Layer 3 - Intra-AS Routing in the Internet (OSPF)

Here is another very important concept in the control plane. Routers are like computers, and there are surely millions of them in the world. Expecting all of them to calculate DV or LS algorithms, and sharing and storing these calculations will require incredible amount of memory and time, and will not converge. One way to mitigate scalability problem, is to use something called Autonomous Systems (ASs). An Autonomous System (AS) is a set of Internet routable IP prefixes belonging to a network or a collection of networks that are all managed, controlled and supervised by a single entity or organization. The AS is assigned a globally unique 16 digit identification number一known as the autonomous system number or ASN一by the Internet Assigned Numbers Authority (IANA).

bus
An autonomous system (AS) is a large network or group of networks that has a unified routing policy. Every computer or device that connects to the Internet is connected to an AS.

Imagine AS as town’s post office. Instead of every household figuring out how to deliver mails to another town, data packets cross the Internet by hopping from AS to AS until they reach the AS that contains their destination Internet Protocol (IP) address. Routers within the same AS all run the same routing algorithm and have information about each other. The routing algorithm running within an autonomous system is called an intra-autonomous system routing protocol.

Open Shortest Path First (OSPF)

OSPF is typical procedure to distribute IP routing information throughout a single Autonomous System (AS) in an IP network.

OSPF is a link-state routing protocol, that floods the AS by:

  1. Each router sends the information to every other router on the internetwork except its neighbors.
  2. Every router that receives the packet sends the copies to all its neighbors.
  3. Finally, each and every router receives a copy of the same information.
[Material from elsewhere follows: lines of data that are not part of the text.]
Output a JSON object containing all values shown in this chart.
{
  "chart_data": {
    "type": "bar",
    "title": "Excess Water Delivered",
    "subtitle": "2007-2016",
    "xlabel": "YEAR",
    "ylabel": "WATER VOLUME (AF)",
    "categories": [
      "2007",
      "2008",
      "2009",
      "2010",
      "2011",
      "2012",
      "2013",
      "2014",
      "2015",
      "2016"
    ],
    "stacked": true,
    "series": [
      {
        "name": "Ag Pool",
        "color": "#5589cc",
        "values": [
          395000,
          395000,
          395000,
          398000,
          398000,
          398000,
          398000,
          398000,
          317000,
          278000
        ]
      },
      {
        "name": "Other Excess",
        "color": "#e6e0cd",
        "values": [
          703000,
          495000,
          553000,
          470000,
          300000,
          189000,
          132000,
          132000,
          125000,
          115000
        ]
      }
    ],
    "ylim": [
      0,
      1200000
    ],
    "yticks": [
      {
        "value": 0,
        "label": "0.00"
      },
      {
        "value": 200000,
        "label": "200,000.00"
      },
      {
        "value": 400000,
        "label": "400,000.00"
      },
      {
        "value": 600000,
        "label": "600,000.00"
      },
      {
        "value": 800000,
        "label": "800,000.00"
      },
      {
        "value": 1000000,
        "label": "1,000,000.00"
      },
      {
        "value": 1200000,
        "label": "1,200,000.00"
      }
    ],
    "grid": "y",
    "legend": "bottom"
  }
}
This picture is then used to calculate end-to-end paths through the AS, normally using a variant of the Dijkstra algorithm. Increasing the number of routers increases the size and frequency of the topology updates, and also the length of time it takes to calculate end-to-end routes, and that is why OSPF protocol is only ran within a signle AS. Similar to what we saw in the previous section, each router distributes information about its local state (usable interfaces and reachable neighbors, and the cost of using each interface) to other routers using a Link State Advertisement (LSA) message. Each router uses the received messages to build up an identical database that describes the topology of the AS.

Inter-AS Routing: BGP

The idea of Border Gateway Protocol (BGP) is straight forward. If OSPF is for Intra-AS routing, there must also be Inter-AS routing, and that is precisely what BGP is for. Destinations that are within the same AS, the entries in the router’s forwarding table are determined by the itra-AS routing protocol. But for Inter-AS routing BGP is used.

bus
BGP is arguably the most important of all the Internet protocols, as it is the protocol that glues the thousands of ISPs in the Internet together.
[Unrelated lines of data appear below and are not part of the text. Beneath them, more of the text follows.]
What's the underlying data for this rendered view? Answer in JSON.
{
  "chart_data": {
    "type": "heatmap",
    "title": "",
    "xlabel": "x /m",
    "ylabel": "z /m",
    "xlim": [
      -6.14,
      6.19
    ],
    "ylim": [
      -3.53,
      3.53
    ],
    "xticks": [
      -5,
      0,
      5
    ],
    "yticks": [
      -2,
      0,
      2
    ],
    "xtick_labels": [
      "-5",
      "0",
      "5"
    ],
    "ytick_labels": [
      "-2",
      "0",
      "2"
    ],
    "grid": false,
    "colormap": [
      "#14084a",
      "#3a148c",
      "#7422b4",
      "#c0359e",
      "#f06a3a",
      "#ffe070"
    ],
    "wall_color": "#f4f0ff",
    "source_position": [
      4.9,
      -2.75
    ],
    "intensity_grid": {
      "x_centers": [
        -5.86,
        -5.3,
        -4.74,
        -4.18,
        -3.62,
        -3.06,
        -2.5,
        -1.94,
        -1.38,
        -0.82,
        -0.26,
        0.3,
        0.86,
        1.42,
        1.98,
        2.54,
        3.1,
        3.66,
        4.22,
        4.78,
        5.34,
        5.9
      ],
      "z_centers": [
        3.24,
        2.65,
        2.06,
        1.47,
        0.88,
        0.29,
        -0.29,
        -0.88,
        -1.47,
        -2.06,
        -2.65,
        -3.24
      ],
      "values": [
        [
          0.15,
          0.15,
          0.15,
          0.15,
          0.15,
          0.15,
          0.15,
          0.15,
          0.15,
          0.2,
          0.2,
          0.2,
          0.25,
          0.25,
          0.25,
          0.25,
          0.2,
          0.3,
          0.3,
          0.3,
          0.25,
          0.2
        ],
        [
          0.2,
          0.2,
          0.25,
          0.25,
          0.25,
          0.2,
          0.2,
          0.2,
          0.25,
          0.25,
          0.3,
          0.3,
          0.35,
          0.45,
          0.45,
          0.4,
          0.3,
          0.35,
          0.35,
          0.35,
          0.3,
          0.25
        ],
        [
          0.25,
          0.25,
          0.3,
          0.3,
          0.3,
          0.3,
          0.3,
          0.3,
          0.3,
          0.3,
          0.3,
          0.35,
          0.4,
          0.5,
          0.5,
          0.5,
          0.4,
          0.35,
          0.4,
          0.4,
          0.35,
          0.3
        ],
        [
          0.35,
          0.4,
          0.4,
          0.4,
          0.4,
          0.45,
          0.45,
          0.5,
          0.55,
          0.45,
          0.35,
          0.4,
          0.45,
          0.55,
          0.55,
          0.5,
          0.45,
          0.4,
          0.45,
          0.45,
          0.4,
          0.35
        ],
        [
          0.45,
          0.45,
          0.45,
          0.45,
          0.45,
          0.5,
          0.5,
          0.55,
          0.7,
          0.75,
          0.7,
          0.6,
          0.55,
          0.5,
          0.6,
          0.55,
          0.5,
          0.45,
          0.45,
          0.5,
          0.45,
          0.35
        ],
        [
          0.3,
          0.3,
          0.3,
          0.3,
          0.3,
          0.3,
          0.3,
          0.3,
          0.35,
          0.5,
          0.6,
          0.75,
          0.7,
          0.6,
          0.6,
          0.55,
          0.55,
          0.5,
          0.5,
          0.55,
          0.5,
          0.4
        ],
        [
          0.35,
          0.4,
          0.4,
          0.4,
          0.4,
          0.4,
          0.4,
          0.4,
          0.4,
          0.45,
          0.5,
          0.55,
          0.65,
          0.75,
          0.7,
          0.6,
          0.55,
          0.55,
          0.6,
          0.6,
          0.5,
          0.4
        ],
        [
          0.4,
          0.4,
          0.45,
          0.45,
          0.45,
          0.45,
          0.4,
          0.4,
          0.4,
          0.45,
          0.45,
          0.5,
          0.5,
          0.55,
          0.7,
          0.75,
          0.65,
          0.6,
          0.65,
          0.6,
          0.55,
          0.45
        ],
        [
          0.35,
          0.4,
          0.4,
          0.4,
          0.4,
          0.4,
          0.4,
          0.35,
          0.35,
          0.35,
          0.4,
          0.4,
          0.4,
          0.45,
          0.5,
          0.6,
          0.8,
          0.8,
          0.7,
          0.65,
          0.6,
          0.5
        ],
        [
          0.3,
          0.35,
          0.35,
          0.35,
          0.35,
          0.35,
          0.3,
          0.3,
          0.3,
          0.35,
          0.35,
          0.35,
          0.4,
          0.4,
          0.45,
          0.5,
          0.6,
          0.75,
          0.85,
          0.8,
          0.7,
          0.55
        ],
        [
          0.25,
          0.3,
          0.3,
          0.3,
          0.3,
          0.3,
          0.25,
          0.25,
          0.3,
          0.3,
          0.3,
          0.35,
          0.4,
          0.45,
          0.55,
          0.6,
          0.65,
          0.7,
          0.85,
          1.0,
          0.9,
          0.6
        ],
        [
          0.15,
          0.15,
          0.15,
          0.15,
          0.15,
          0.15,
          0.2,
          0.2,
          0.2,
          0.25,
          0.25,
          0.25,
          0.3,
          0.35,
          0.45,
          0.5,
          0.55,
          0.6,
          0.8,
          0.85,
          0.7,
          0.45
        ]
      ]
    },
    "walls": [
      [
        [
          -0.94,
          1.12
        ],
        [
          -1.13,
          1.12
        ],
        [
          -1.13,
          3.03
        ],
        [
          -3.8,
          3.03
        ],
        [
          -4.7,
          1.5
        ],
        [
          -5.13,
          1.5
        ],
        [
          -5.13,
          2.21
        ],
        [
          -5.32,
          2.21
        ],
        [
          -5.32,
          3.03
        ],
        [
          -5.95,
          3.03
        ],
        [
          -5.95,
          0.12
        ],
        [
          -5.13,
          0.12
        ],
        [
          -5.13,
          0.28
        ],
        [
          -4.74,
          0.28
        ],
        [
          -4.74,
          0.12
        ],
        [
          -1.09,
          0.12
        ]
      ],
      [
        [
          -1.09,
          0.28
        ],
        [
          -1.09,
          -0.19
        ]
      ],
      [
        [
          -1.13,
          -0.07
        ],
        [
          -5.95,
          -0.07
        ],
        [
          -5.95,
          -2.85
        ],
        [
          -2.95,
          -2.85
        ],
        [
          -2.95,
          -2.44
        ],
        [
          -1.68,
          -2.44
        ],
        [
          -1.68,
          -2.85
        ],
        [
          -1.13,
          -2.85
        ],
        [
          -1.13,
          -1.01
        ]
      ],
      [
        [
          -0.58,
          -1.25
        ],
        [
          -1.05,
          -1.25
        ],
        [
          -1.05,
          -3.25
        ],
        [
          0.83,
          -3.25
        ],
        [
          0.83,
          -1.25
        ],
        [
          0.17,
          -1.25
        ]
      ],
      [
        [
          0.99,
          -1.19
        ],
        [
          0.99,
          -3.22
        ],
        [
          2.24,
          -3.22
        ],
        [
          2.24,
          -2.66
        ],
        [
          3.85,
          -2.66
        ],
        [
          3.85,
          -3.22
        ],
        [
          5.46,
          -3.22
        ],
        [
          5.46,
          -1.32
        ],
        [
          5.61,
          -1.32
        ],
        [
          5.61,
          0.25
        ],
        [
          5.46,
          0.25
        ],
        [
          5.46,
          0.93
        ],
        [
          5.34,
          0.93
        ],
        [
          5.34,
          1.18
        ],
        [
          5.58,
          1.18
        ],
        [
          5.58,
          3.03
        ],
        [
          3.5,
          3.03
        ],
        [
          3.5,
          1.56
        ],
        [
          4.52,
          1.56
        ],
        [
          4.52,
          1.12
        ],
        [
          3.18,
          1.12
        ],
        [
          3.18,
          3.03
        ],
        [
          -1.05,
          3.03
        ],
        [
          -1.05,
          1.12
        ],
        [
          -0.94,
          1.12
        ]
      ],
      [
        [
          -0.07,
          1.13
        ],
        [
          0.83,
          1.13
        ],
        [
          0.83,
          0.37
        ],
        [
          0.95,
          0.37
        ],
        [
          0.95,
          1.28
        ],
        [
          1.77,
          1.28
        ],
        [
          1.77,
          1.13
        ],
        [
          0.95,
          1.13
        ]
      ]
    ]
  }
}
Since an inter-AS routing protocol involves coordination among multiple ASs, communicating ASs must run the same inter-AS routing protocol. This can be understood as how every country has its own languages, but to communicate with each other, they have to speak universal languages like English. In BGP, packets are not routed to a specific destination address, but instead to CIDRized prefixes, with each prefix representing a subnet or a collection of subnets

bus
Say that there are three Autonomous Systems, A1, A2, and A3.
  • BGP connections b/w routers in the same AS is called Internal BGP (iBGP) connection
  • BGP connections b/w different AS is called External BGP (eBGP).
  • BGP would also have it’s own algorithm to determine best routes, how to hop between A/S while minimizing expenses, but this is outside the scope so won’t be discussed in detail.

There are a few other topics in the book for this chapter, such as SDN, ICMP, SNMP, NETCONF/YANG, and etc, but these will not be discussed here.